Who are we Thanking?
It does not surprise me that society cannot get a handle on Thanksgiving. It is too big for many to comprehend. We try to put a better face on it with pictures of a nice little village—a clean village with plenty on the table and everyone smiling and healthy—because we know how to give thanks in prosperity. What we cannot grasp is Thanksgiving in tough times, in times of severe trial and difficulty. So we paint smiles and leave out the sickness. We paint bountiful cornucopia, but do not show the cemetery.
We speak of the brave pilgrims, the adventurous pilgrims, the spirited pilgrims. But it was another Spirit that brought thanks from the lips of Plymouth’s pilgrims. It was the Holy Spirit.
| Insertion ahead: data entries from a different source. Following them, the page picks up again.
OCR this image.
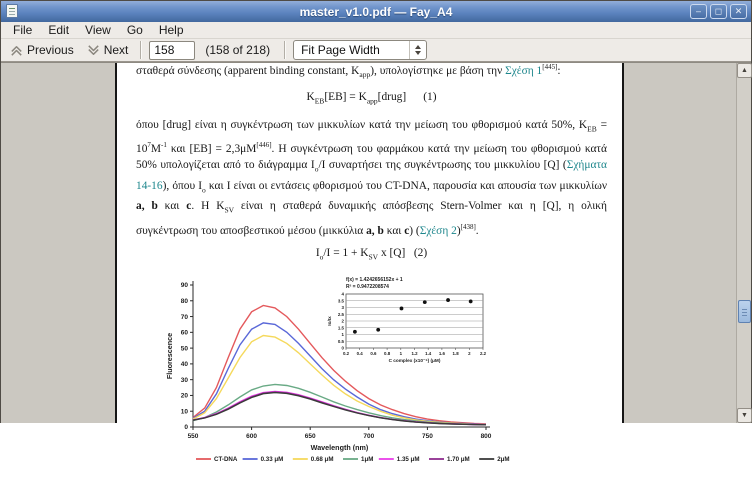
master_v1.0.pdf — Fay_A4	–	◻	✕
File	Edit	View	Go	Help
Previous	Next
158	(158 of 218)	Fit Page Width
σταθερά σύνδεσης (apparent binding constant, $K_{app}$), υπολογίστηκε με βάση την Σχέση 1[445]:
$K_{EB}[EB]$ = $K_{app}[drug]$      (1)
όπου [drug] είναι η συγκέντρωση των μικκυλίων κατά την μείωση του φθορισμού κατά 50%, $K_{EB} = 10^7M^{-1}$ και [EB] = 2,3μM[446]. Η συγκέντρωση του φαρμάκου κατά την μείωση του φθορισμού κατά 50% υπολογίζεται από το διάγραμμα $I_o/I$ συναρτήσει της συγκέντρωσης του μικκυλίου [Q] (Σχήματα 14-16), όπου $I_o$ και I είναι οι εντάσεις φθορισμού του CT-DNA, παρουσία και απουσία των μικκυλίων a, b και c. Η $K_{SV}$ είναι η σταθερά δυναμικής απόσβεσης Stern-Volmer και η [Q], η ολική συγκέντρωση του αποσβεστικού μέσου (μικκύλια a, b και c) (Σχέση 2)[438].
$I_o/I = 1 + K_{SV}$ x [Q]   (2)
0
10
20
30
40
50
60
70
80
90
550	600	650	700	750	800
Fluorescence
Wavelength (nm)
CT-DNA	0.33 μM	0.68 μM	1μM	1.35 μM	1.70 μM	2μM
0
0.5
1
1.5
2
2.5
3
3.5
4
0.2 0.4 0.6 0.8 1 1.2 1.4 1.6 1.8 2 2.2
f(x) = 1.4242656152x + 1
R² = 0.9472208574
C complex (x10⁻⁶) (μM)
Io/Ix
▲
▼
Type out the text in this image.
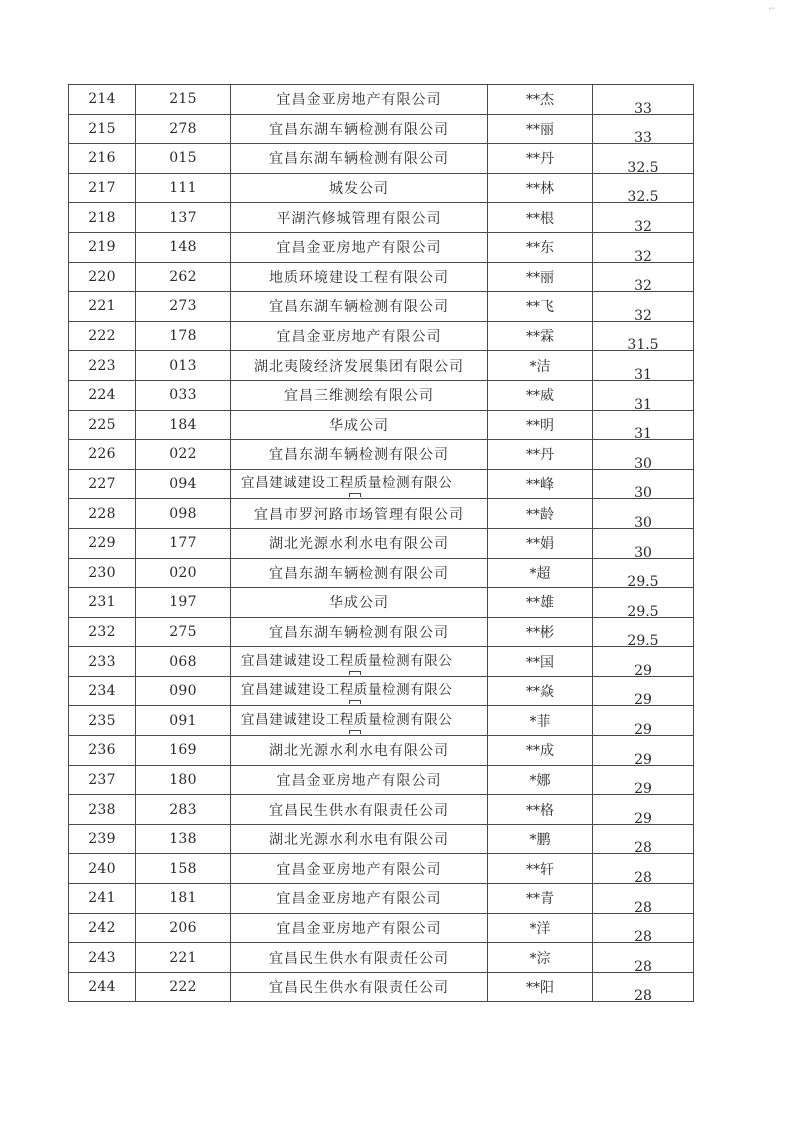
⌐
214	215	宜昌金亚房地产有限公司	**杰	33
215	278	宜昌东湖车辆检测有限公司	**丽	33
216	015	宜昌东湖车辆检测有限公司	**丹	32.5
217	111	城发公司	**林	32.5
218	137	平湖汽修城管理有限公司	**根	32
219	148	宜昌金亚房地产有限公司	**东	32
220	262	地质环境建设工程有限公司	**丽	32
221	273	宜昌东湖车辆检测有限公司	**飞	32
222	178	宜昌金亚房地产有限公司	**霖	31.5
223	013	湖北夷陵经济发展集团有限公司	*洁	31
224	033	宜昌三维测绘有限公司	**威	31
225	184	华成公司	**明	31
226	022	宜昌东湖车辆检测有限公司	**丹	30
227	094	宜昌建诚建设工程质量检测有限公	**峰	30
228	098	宜昌市罗河路市场管理有限公司	**龄	30
229	177	湖北光源水利水电有限公司	**娟	30
230	020	宜昌东湖车辆检测有限公司	*超	29.5
231	197	华成公司	**雄	29.5
232	275	宜昌东湖车辆检测有限公司	**彬	29.5
233	068	宜昌建诚建设工程质量检测有限公	**国	29
234	090	宜昌建诚建设工程质量检测有限公	**焱	29
235	091	宜昌建诚建设工程质量检测有限公	*菲	29
236	169	湖北光源水利水电有限公司	**成	29
237	180	宜昌金亚房地产有限公司	*娜	29
238	283	宜昌民生供水有限责任公司	**格	29
239	138	湖北光源水利水电有限公司	*鹏	28
240	158	宜昌金亚房地产有限公司	**轩	28
241	181	宜昌金亚房地产有限公司	**青	28
242	206	宜昌金亚房地产有限公司	*洋	28
243	221	宜昌民生供水有限责任公司	*淙	28
244	222	宜昌民生供水有限责任公司	**阳	28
And the Rock that served as the anchor for that little band of believers in Plymouth wasn’t the large commemorative stone with 1621 etched on it. It was Christ Jesus, the Rock. He was, and still is, Plymouth’s Rock.
In 1621 the Pilgrims gave thanks to God because they were people of faith. They believed, trusted, and, much like the apostle Paul admonished the church of Thessalonica, put their hope in Jesus.
This Thanksgiving let’s focus on more than the pretty pictures of Plymouth. Let’s remember a people of faith who loved God and trusted Him in all things, as is written in Hebrews 11:1: “Now faith is the substance of things hoped for, the evidence of things not seen” (KJV).
My fellow pilgrim, this Thanksgiving let us follow the example of the apostle Paul and Plymouth’s pilgrims. Whether in good times or trial, by faith let us stand firmly on the Rock on which our forbearers stood: Jesus Christ. And standing there, let us give thanks from Whom all blessings flow.
Ron Halverson Jr. is president of the Ohio Conference.